Thursday, March 10, 2011

On Being a Dad

Tom's a good dad. Actually, I think he's pretty great. When he's there, in the house with us, he's very present. He's involved, he takes time to interact, to play, to teach.

His older kids (I don't say my step-kids because they were all teenagers when we got married. I was never a mother to these kids, I've always been more just their dad's wife and their little sisters' mother.) are 27, 24 and 22.

The oldest and youngest are sons.

Both of these young men are great dads too. Jeremy, the older son, has two children and he's amazing.

Dustin, the younger son, had a girlfriend for the past three years who had a child. Her son was just four months old when she and Dustin started seeing each other. Dustin was amazing with this boy.

I believe they learned this from Tom. They learned how to father their children. They leanred how to listen, how to talk, how to discipline with love. They learned how to be there for their children from their father.

While their mother might like to rewrite history and say that her children's step-father was the more present father figure in their lives, I see things differently.

Tom and his children's mother divorced when the kids were 9, 10 and 13.

She remarried very quickly after the divorce.

She retained full physical custody.

But in the beginning, when these kids were young, when they were learning what it meant to be a parent, Tom was there. He was the one teaching those young minds and building deep, lasting memories.

And he's doing that with our girls.

Admittedly, the girls are very mommy-centric, that's to be expected after our years of commuting. But he's making up for lost time, that's for sure.

He picks them up from my mom's most days and they're all happily, cozily shut up at home each evening when I get there.
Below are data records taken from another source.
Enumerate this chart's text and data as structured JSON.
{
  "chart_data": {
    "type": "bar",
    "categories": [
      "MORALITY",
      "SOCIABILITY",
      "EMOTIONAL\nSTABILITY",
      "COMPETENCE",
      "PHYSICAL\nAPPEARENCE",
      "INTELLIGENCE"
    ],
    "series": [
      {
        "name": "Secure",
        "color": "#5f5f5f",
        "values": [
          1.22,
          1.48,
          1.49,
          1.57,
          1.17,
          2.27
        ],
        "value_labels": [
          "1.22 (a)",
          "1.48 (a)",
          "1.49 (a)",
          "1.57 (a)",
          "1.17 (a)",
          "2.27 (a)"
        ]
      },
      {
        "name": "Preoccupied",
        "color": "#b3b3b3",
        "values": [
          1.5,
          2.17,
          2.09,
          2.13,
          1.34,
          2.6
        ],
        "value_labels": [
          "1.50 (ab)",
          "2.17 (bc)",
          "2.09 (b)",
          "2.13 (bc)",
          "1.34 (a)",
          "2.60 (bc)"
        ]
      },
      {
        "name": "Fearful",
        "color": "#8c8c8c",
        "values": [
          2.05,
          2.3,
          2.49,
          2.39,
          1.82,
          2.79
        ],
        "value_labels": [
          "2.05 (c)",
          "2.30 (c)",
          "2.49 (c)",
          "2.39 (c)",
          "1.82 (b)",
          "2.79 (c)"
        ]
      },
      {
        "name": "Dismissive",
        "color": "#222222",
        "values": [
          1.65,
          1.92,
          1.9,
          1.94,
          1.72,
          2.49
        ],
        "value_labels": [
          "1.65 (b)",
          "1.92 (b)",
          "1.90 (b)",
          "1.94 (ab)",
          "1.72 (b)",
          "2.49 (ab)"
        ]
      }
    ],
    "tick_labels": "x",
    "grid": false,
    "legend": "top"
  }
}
I think it's hard for all of us sometimes because for so long I've made most of the decisions, I've decided on what's for dinner, what time we go to bed, how long to let someone (Alyssa) play on the computer.

But we're getting it together. We're all figuring it out.

And we're loving it. We're loving having Daddy/Husband at home with us, full time. I'm loving seeing my girls blossom from the love their dad bestows upon them. I love seeing Tom glow with pride when one of his girls does something amazing. I love how we're learning together how to make this living together full-time-thing work.

I know, I know. People do it all the time, right from the beginning. But we didn't and so we're figuring it out. And I think we're doing a pretty darned good job of it.

1 comment:

McKinley {Haolepinos} said...

It sounds like you guys are doing great! I come from a combined family as well and I know that it can be hard at times. I don't like to use the word step either (unless it is my step mom hahahahahaha and she actually prefers it). It seems like you have a good family!